Le beau est toujours bizarre

Trois Contes - Lille

Par Yannick Boussaert | mer 06 Mars 2019 | Imprimer

« Le beau est toujours bizarre » écrivait Charles Baudelaire et il semble bien que Gérard Pesson et David Lescot son librettiste soient partis de cette citation comme inspiration des Trois Contes, opéra en création mondiale et dont la première avait lieu ce mercredi 6 mars 2019 à l’Opéra de Lille. Une citation qui figure d’ailleurs en préambule du récit de Lorenza Fochini Le Manteau de Proust, deuxième texte d’un corpus qui réunit aussi La Princesse au petit pois (Andersen) et Le Diable dans le beffroi (Poe). Un assemblage iconoclaste, donné d’une seule traite en 1h30, sans interruption du flot musical. Ainsi, après les cinq variations autour de la Princesse au petit pois (une exposition classique, un récit accéléré, un récit ralenti, un récit tragique etc.) l’on bascule directement dans la scène du musée Proust qui lance le défilé cinématographique des saynètes qui narrent comment la pelisse de l’écrivain français a pu finir dans une boite en carton et du papier de soie. Ni une ni deux, un livre géant débarque du fond de scène, s’ouvre en décor de place du village encerclée de collines et couronnée d’un beffroi en son centre. Un narrateur (rôle parlé) vient nous conter l’histoire inventée par Poe, pendant que 6 solistes ponctuent ce récit.
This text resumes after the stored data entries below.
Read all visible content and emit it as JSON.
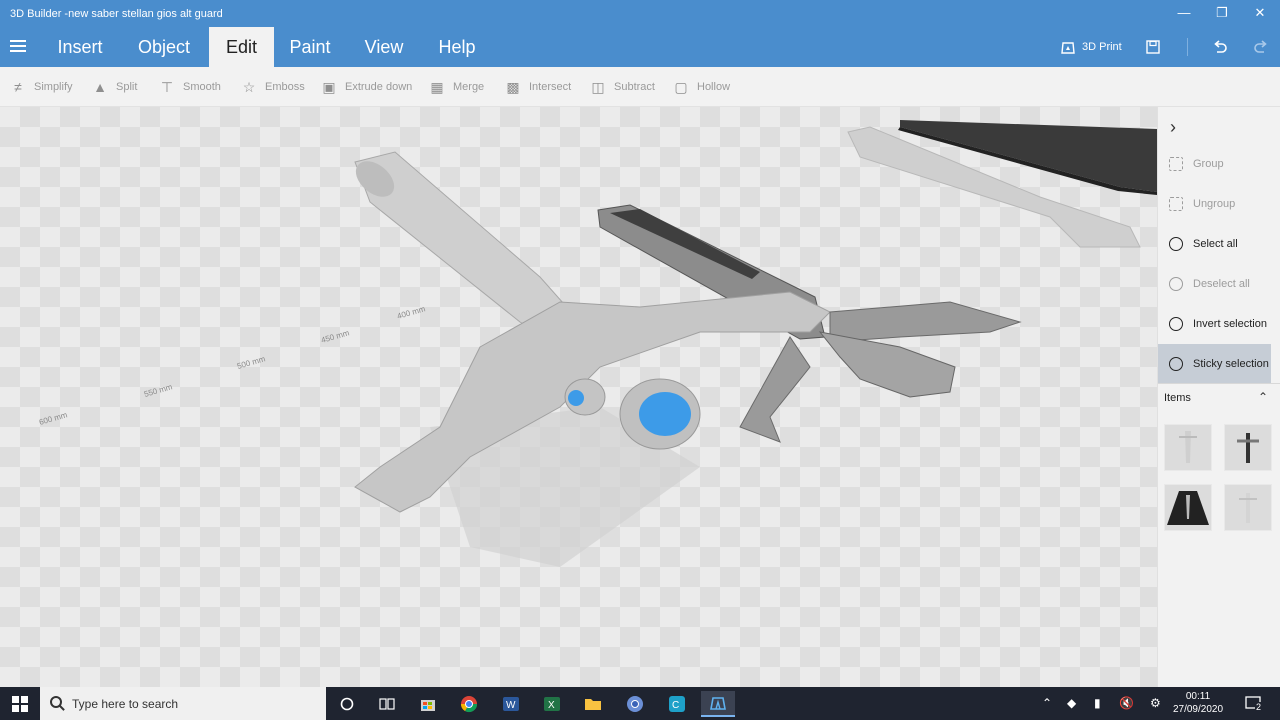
{
  "window": {
    "title": "3D Builder -new saber stellan gios alt guard"
  },
  "tabs": [
    {
      "label": "Insert"
    },
    {
      "label": "Object"
    },
    {
      "label": "Edit",
      "active": true
    },
    {
      "label": "Paint"
    },
    {
      "label": "View"
    },
    {
      "label": "Help"
    }
  ],
  "ribbon_right": {
    "print_label": "3D Print"
  },
  "toolbar": [
    {
      "label": "Simplify",
      "icon": "simplify-icon"
    },
    {
      "label": "Split",
      "icon": "split-icon"
    },
    {
      "label": "Smooth",
      "icon": "smooth-icon"
    },
    {
      "label": "Emboss",
      "icon": "star-icon"
    },
    {
      "label": "Extrude down",
      "icon": "extrude-down-icon"
    },
    {
      "label": "Merge",
      "icon": "merge-icon"
    },
    {
      "label": "Intersect",
      "icon": "intersect-icon"
    },
    {
      "label": "Subtract",
      "icon": "subtract-icon"
    },
    {
      "label": "Hollow",
      "icon": "hollow-icon"
    }
  ],
  "panel": {
    "items": [
      {
        "label": "Group",
        "enabled": false
      },
      {
        "label": "Ungroup",
        "enabled": false
      },
      {
        "label": "Select all",
        "enabled": true
      },
      {
        "label": "Deselect all",
        "enabled": false
      },
      {
        "label": "Invert selection",
        "enabled": true
      },
      {
        "label": "Sticky selection",
        "enabled": true,
        "active": true
      }
    ],
    "items_header": "Items"
  },
  "viewport": {
    "ruler_labels": [
      "600 mm",
      "550 mm",
      "500 mm",
      "450 mm",
      "400 mm"
    ]
  },
  "taskbar": {
    "search_placeholder": "Type here to search",
    "time": "00:11",
    "date": "27/09/2020",
    "notification_count": "2"
  },
  "colors": {
    "accent": "#4a8dcd",
    "taskbar": "#1f2430",
    "model_blue": "#3d9be8"
  }
}
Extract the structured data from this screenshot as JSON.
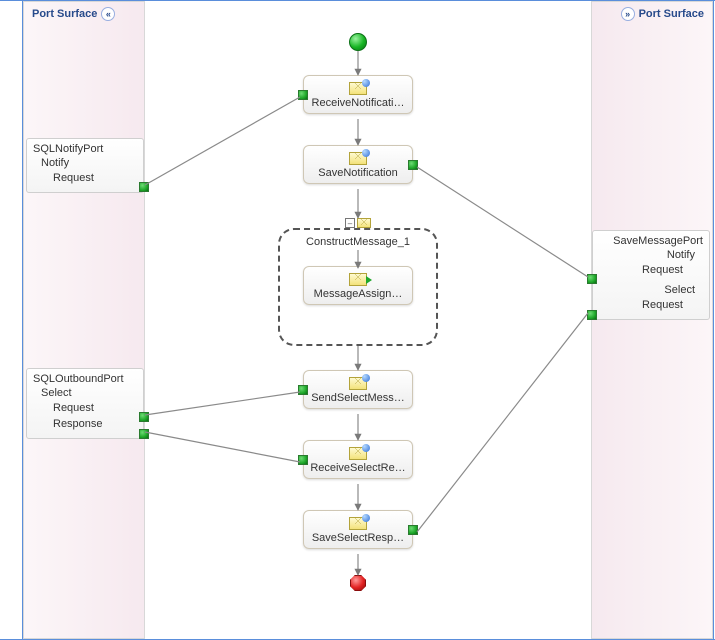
{
  "portSurface": {
    "labelLeft": "Port Surface",
    "labelRight": "Port Surface"
  },
  "leftPorts": {
    "sqlNotify": {
      "title": "SQLNotifyPort",
      "op": "Notify",
      "msg1": "Request"
    },
    "sqlOutbound": {
      "title": "SQLOutboundPort",
      "op": "Select",
      "msg1": "Request",
      "msg2": "Response"
    }
  },
  "rightPorts": {
    "saveMessage": {
      "title": "SaveMessagePort",
      "op1": "Notify",
      "msg1": "Request",
      "op2": "Select",
      "msg2": "Request"
    }
  },
  "shapes": {
    "start": "start",
    "receiveNotification": "ReceiveNotificati…",
    "saveNotification": "SaveNotification",
    "constructMessage": "ConstructMessage_1",
    "messageAssign": "MessageAssign…",
    "sendSelect": "SendSelectMess…",
    "receiveSelect": "ReceiveSelectRe…",
    "saveSelectResp": "SaveSelectResp…",
    "end": "end"
  }
}
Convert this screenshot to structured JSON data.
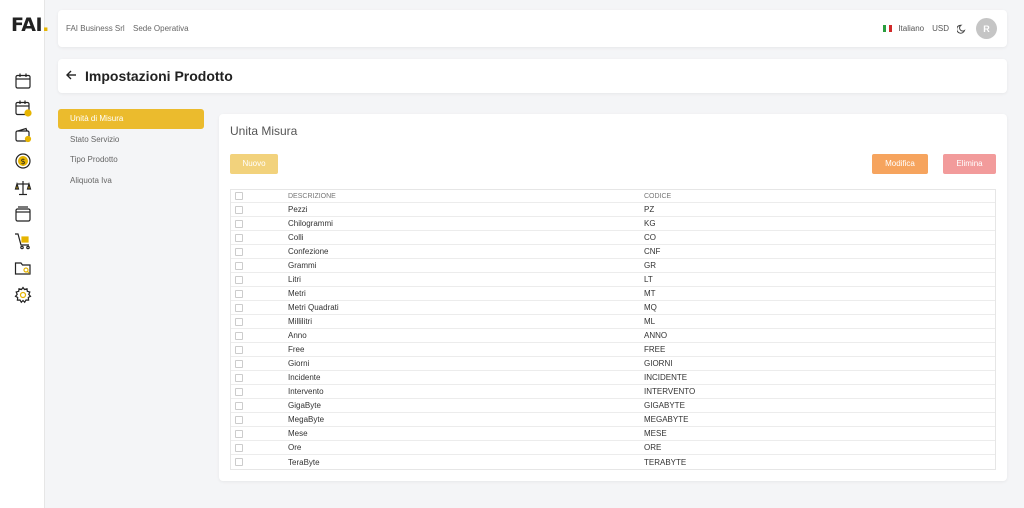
{
  "brand": {
    "logo_text": "FAI",
    "logo_dot": ".",
    "accent": "#ebbb2d"
  },
  "rail": {
    "icons": [
      "calendar-icon",
      "calendar-clock-icon",
      "wallet-icon",
      "dollar-coin-icon",
      "scales-icon",
      "archive-box-icon",
      "shopping-cart-icon",
      "folder-search-icon",
      "settings-gear-icon"
    ]
  },
  "topbar": {
    "company": "FAI Business Srl",
    "location": "Sede Operativa",
    "language": "Italiano",
    "currency": "USD",
    "avatar_initial": "R"
  },
  "page": {
    "title": "Impostazioni Prodotto"
  },
  "menu": {
    "items": [
      {
        "label": "Unità di Misura",
        "active": true
      },
      {
        "label": "Stato Servizio",
        "active": false
      },
      {
        "label": "Tipo Prodotto",
        "active": false
      },
      {
        "label": "Aliquota Iva",
        "active": false
      }
    ]
  },
  "card": {
    "title": "Unita Misura",
    "new_label": "Nuovo",
    "edit_label": "Modifica",
    "delete_label": "Elimina",
    "colors": {
      "new": "#f2d27c",
      "edit": "#f6a45e",
      "delete": "#f29b9b"
    }
  },
  "table": {
    "headers": [
      "DESCRIZIONE",
      "CODICE"
    ],
    "rows": [
      [
        "Pezzi",
        "PZ"
      ],
      [
        "Chilogrammi",
        "KG"
      ],
      [
        "Colli",
        "CO"
      ],
      [
        "Confezione",
        "CNF"
      ],
      [
        "Grammi",
        "GR"
      ],
      [
        "Litri",
        "LT"
      ],
      [
        "Metri",
        "MT"
      ],
      [
        "Metri Quadrati",
        "MQ"
      ],
      [
        "Millilitri",
        "ML"
      ],
      [
        "Anno",
        "ANNO"
      ],
      [
        "Free",
        "FREE"
      ],
      [
        "Giorni",
        "GIORNI"
      ],
      [
        "Incidente",
        "INCIDENTE"
      ],
      [
        "Intervento",
        "INTERVENTO"
      ],
      [
        "GigaByte",
        "GIGABYTE"
      ],
      [
        "MegaByte",
        "MEGABYTE"
      ],
      [
        "Mese",
        "MESE"
      ],
      [
        "Ore",
        "ORE"
      ],
      [
        "TeraByte",
        "TERABYTE"
      ]
    ]
  }
}
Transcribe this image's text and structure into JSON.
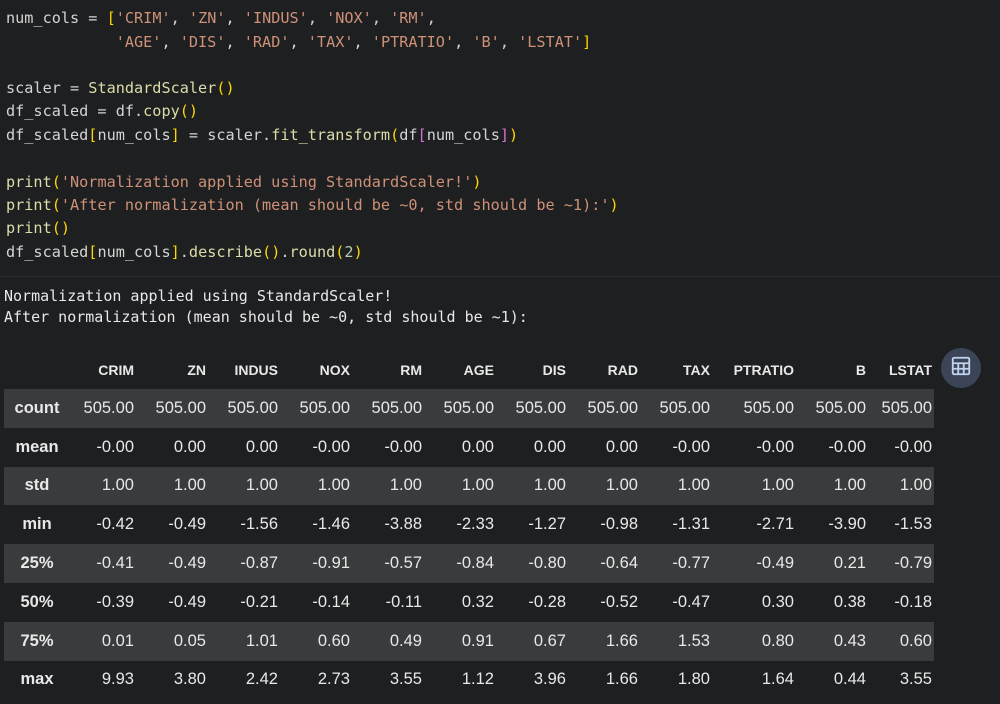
{
  "code": {
    "lines": [
      [
        [
          "plain",
          "num_cols = "
        ],
        [
          "br",
          "["
        ],
        [
          "str",
          "'CRIM'"
        ],
        [
          "plain",
          ", "
        ],
        [
          "str",
          "'ZN'"
        ],
        [
          "plain",
          ", "
        ],
        [
          "str",
          "'INDUS'"
        ],
        [
          "plain",
          ", "
        ],
        [
          "str",
          "'NOX'"
        ],
        [
          "plain",
          ", "
        ],
        [
          "str",
          "'RM'"
        ],
        [
          "plain",
          ","
        ]
      ],
      [
        [
          "plain",
          "            "
        ],
        [
          "str",
          "'AGE'"
        ],
        [
          "plain",
          ", "
        ],
        [
          "str",
          "'DIS'"
        ],
        [
          "plain",
          ", "
        ],
        [
          "str",
          "'RAD'"
        ],
        [
          "plain",
          ", "
        ],
        [
          "str",
          "'TAX'"
        ],
        [
          "plain",
          ", "
        ],
        [
          "str",
          "'PTRATIO'"
        ],
        [
          "plain",
          ", "
        ],
        [
          "str",
          "'B'"
        ],
        [
          "plain",
          ", "
        ],
        [
          "str",
          "'LSTAT'"
        ],
        [
          "br",
          "]"
        ]
      ],
      [],
      [
        [
          "plain",
          "scaler = "
        ],
        [
          "fn",
          "StandardScaler"
        ],
        [
          "br",
          "()"
        ]
      ],
      [
        [
          "plain",
          "df_scaled = df."
        ],
        [
          "fn",
          "copy"
        ],
        [
          "br",
          "()"
        ]
      ],
      [
        [
          "plain",
          "df_scaled"
        ],
        [
          "br",
          "["
        ],
        [
          "plain",
          "num_cols"
        ],
        [
          "br",
          "]"
        ],
        [
          "plain",
          " = scaler."
        ],
        [
          "fn",
          "fit_transform"
        ],
        [
          "br",
          "("
        ],
        [
          "plain",
          "df"
        ],
        [
          "br2",
          "["
        ],
        [
          "plain",
          "num_cols"
        ],
        [
          "br2",
          "]"
        ],
        [
          "br",
          ")"
        ]
      ],
      [],
      [
        [
          "fn",
          "print"
        ],
        [
          "br",
          "("
        ],
        [
          "str",
          "'Normalization applied using StandardScaler!'"
        ],
        [
          "br",
          ")"
        ]
      ],
      [
        [
          "fn",
          "print"
        ],
        [
          "br",
          "("
        ],
        [
          "str",
          "'After normalization (mean should be ~0, std should be ~1):'"
        ],
        [
          "br",
          ")"
        ]
      ],
      [
        [
          "fn",
          "print"
        ],
        [
          "br",
          "()"
        ]
      ],
      [
        [
          "plain",
          "df_scaled"
        ],
        [
          "br",
          "["
        ],
        [
          "plain",
          "num_cols"
        ],
        [
          "br",
          "]"
        ],
        [
          "plain",
          "."
        ],
        [
          "fn",
          "describe"
        ],
        [
          "br",
          "()"
        ],
        [
          "plain",
          "."
        ],
        [
          "fn",
          "round"
        ],
        [
          "br",
          "("
        ],
        [
          "num",
          "2"
        ],
        [
          "br",
          ")"
        ]
      ]
    ]
  },
  "output": {
    "line1": "Normalization applied using StandardScaler!",
    "line2": "After normalization (mean should be ~0, std should be ~1):"
  },
  "table": {
    "columns": [
      "CRIM",
      "ZN",
      "INDUS",
      "NOX",
      "RM",
      "AGE",
      "DIS",
      "RAD",
      "TAX",
      "PTRATIO",
      "B",
      "LSTAT"
    ],
    "rows": [
      {
        "label": "count",
        "values": [
          "505.00",
          "505.00",
          "505.00",
          "505.00",
          "505.00",
          "505.00",
          "505.00",
          "505.00",
          "505.00",
          "505.00",
          "505.00",
          "505.00"
        ]
      },
      {
        "label": "mean",
        "values": [
          "-0.00",
          "0.00",
          "0.00",
          "-0.00",
          "-0.00",
          "0.00",
          "0.00",
          "0.00",
          "-0.00",
          "-0.00",
          "-0.00",
          "-0.00"
        ]
      },
      {
        "label": "std",
        "values": [
          "1.00",
          "1.00",
          "1.00",
          "1.00",
          "1.00",
          "1.00",
          "1.00",
          "1.00",
          "1.00",
          "1.00",
          "1.00",
          "1.00"
        ]
      },
      {
        "label": "min",
        "values": [
          "-0.42",
          "-0.49",
          "-1.56",
          "-1.46",
          "-3.88",
          "-2.33",
          "-1.27",
          "-0.98",
          "-1.31",
          "-2.71",
          "-3.90",
          "-1.53"
        ]
      },
      {
        "label": "25%",
        "values": [
          "-0.41",
          "-0.49",
          "-0.87",
          "-0.91",
          "-0.57",
          "-0.84",
          "-0.80",
          "-0.64",
          "-0.77",
          "-0.49",
          "0.21",
          "-0.79"
        ]
      },
      {
        "label": "50%",
        "values": [
          "-0.39",
          "-0.49",
          "-0.21",
          "-0.14",
          "-0.11",
          "0.32",
          "-0.28",
          "-0.52",
          "-0.47",
          "0.30",
          "0.38",
          "-0.18"
        ]
      },
      {
        "label": "75%",
        "values": [
          "0.01",
          "0.05",
          "1.01",
          "0.60",
          "0.49",
          "0.91",
          "0.67",
          "1.66",
          "1.53",
          "0.80",
          "0.43",
          "0.60"
        ]
      },
      {
        "label": "max",
        "values": [
          "9.93",
          "3.80",
          "2.42",
          "2.73",
          "3.55",
          "1.12",
          "3.96",
          "1.66",
          "1.80",
          "1.64",
          "0.44",
          "3.55"
        ]
      }
    ]
  },
  "toolbar": {
    "table_icon": "table-grid-icon"
  },
  "colors": {
    "background": "#1e1f21",
    "stripe": "#3a3b3d",
    "string": "#ce9178",
    "function": "#dcdcaa",
    "bracket": "#ffd700",
    "bracket_nested": "#da70d6",
    "number": "#b5cea8",
    "button": "#3b4557"
  }
}
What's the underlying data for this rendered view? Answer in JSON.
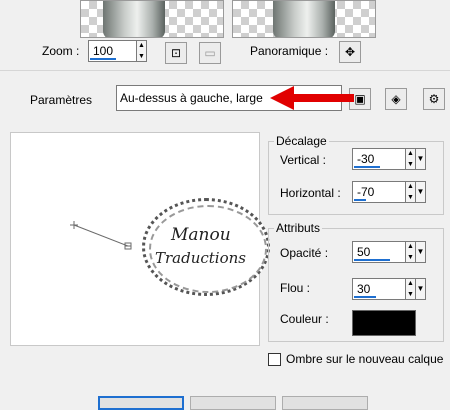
{
  "zoom": {
    "label": "Zoom :",
    "value": "100",
    "level_fraction": 0.5
  },
  "panoramique": {
    "label": "Panoramique :",
    "button_glyph": "✥"
  },
  "parametres": {
    "label": "Paramètres",
    "value": "Au-dessus à gauche, large"
  },
  "decalage": {
    "title": "Décalage",
    "vertical": {
      "label": "Vertical :",
      "value": "-30",
      "level_fraction": 0.4
    },
    "horizontal": {
      "label": "Horizontal :",
      "value": "-70",
      "level_fraction": 0.18
    }
  },
  "attributs": {
    "title": "Attributs",
    "opacite": {
      "label": "Opacité :",
      "value": "50",
      "level_fraction": 0.55
    },
    "flou": {
      "label": "Flou :",
      "value": "30",
      "level_fraction": 0.35
    },
    "couleur": {
      "label": "Couleur :",
      "color": "#000000"
    }
  },
  "checkbox": {
    "label": "Ombre sur le nouveau calque",
    "checked": false
  },
  "watermark": {
    "line1": "Manou",
    "line2": "Traductions"
  },
  "colors": {
    "accent": "#1e6fd0",
    "arrow": "#e10000"
  },
  "icons": [
    "fit-icon",
    "zoom-actual-icon",
    "pan-icon",
    "save-preset-icon",
    "reset-icon",
    "settings-icon"
  ]
}
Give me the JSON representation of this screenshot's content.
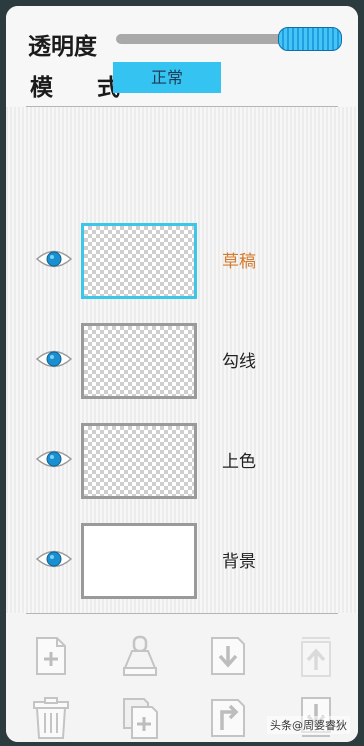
{
  "header": {
    "opacity_label": "透明度",
    "opacity_value_percent": 100,
    "mode_label": "模 式",
    "mode_value": "正常"
  },
  "layers": [
    {
      "name": "草稿",
      "visible": true,
      "selected": true,
      "thumbnail": "transparent"
    },
    {
      "name": "勾线",
      "visible": true,
      "selected": false,
      "thumbnail": "transparent"
    },
    {
      "name": "上色",
      "visible": true,
      "selected": false,
      "thumbnail": "transparent"
    },
    {
      "name": "背景",
      "visible": true,
      "selected": false,
      "thumbnail": "white"
    }
  ],
  "toolbar": {
    "row1": [
      "add-layer-icon",
      "clip-layer-icon",
      "merge-down-icon",
      "move-up-icon"
    ],
    "row2": [
      "trash-icon",
      "duplicate-layer-icon",
      "export-layer-icon",
      "move-down-icon"
    ]
  },
  "watermark": "头条@周婆睿狄",
  "colors": {
    "accent": "#35c4f1",
    "active_layer_text": "#d67a2c",
    "selected_border": "#3cc6ea",
    "background": "#2c3b3d"
  }
}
Le matériau musical de Gérard Pesson est à l’avenant : il ponctue, souligne et commente les situations tel un caméléon s’adaptant à son environnement. L’Ensemble Ictus fait la part belle aux percussions, sollicitées pour peindre d’étranges couleurs dans la trame de ces contes, un peu à la manière d’un Ravel. Fidèle à son art du pastiche, le compositeur français truffe sa partition de citations et de références à des opéras – Madama Butterfly, Der Rosenkavalier etc.– ou de pages symphoniques (là une cellule de Bruckner, là du Schumann et surtout Ainsi parlait Zaratoustra utilisé comme un véritable leitmotiv wagnérien) qui ne durent jamais guère plus qu’une mesure. Un capharnaüm en apparence que Georges-Elie Octors s’ingénie à mettre en bon ordre avec succès. Leur répétition éventuelle finit par susciter des effets comiques même pour le public le moins spécialiste. Il en résulte une œuvre jouissive, abordable immédiatement pas tous, délectable pour les plus érudits (s’ils veulent s’amuser à faire la chasse aux références) et surtout éminemment théâtrale.


© Simon Gosselin

L’entente avec le librettiste et metteur en scène est palpable tout du long tant on sent que les interludes ont dû être composés pour servir le récit que le metteur en scène voulait pouvoir déployer ; comme par exemple cet effet de rembobinage en pantomime pour revenir au début de la Princesse au petit pois et commencer une nouvelle variation. La scénographie est du reste parfaitement lisible avec des décors et costumes adaptés à chaque époque, avec une mention spéciale pour les costumes de plastique façon parc à thème des personnages du Diable dans le Beffroi. Les chanteurs acteurs sont dirigés de main de maître et leur plaisir à être en scène crève aussi les yeux.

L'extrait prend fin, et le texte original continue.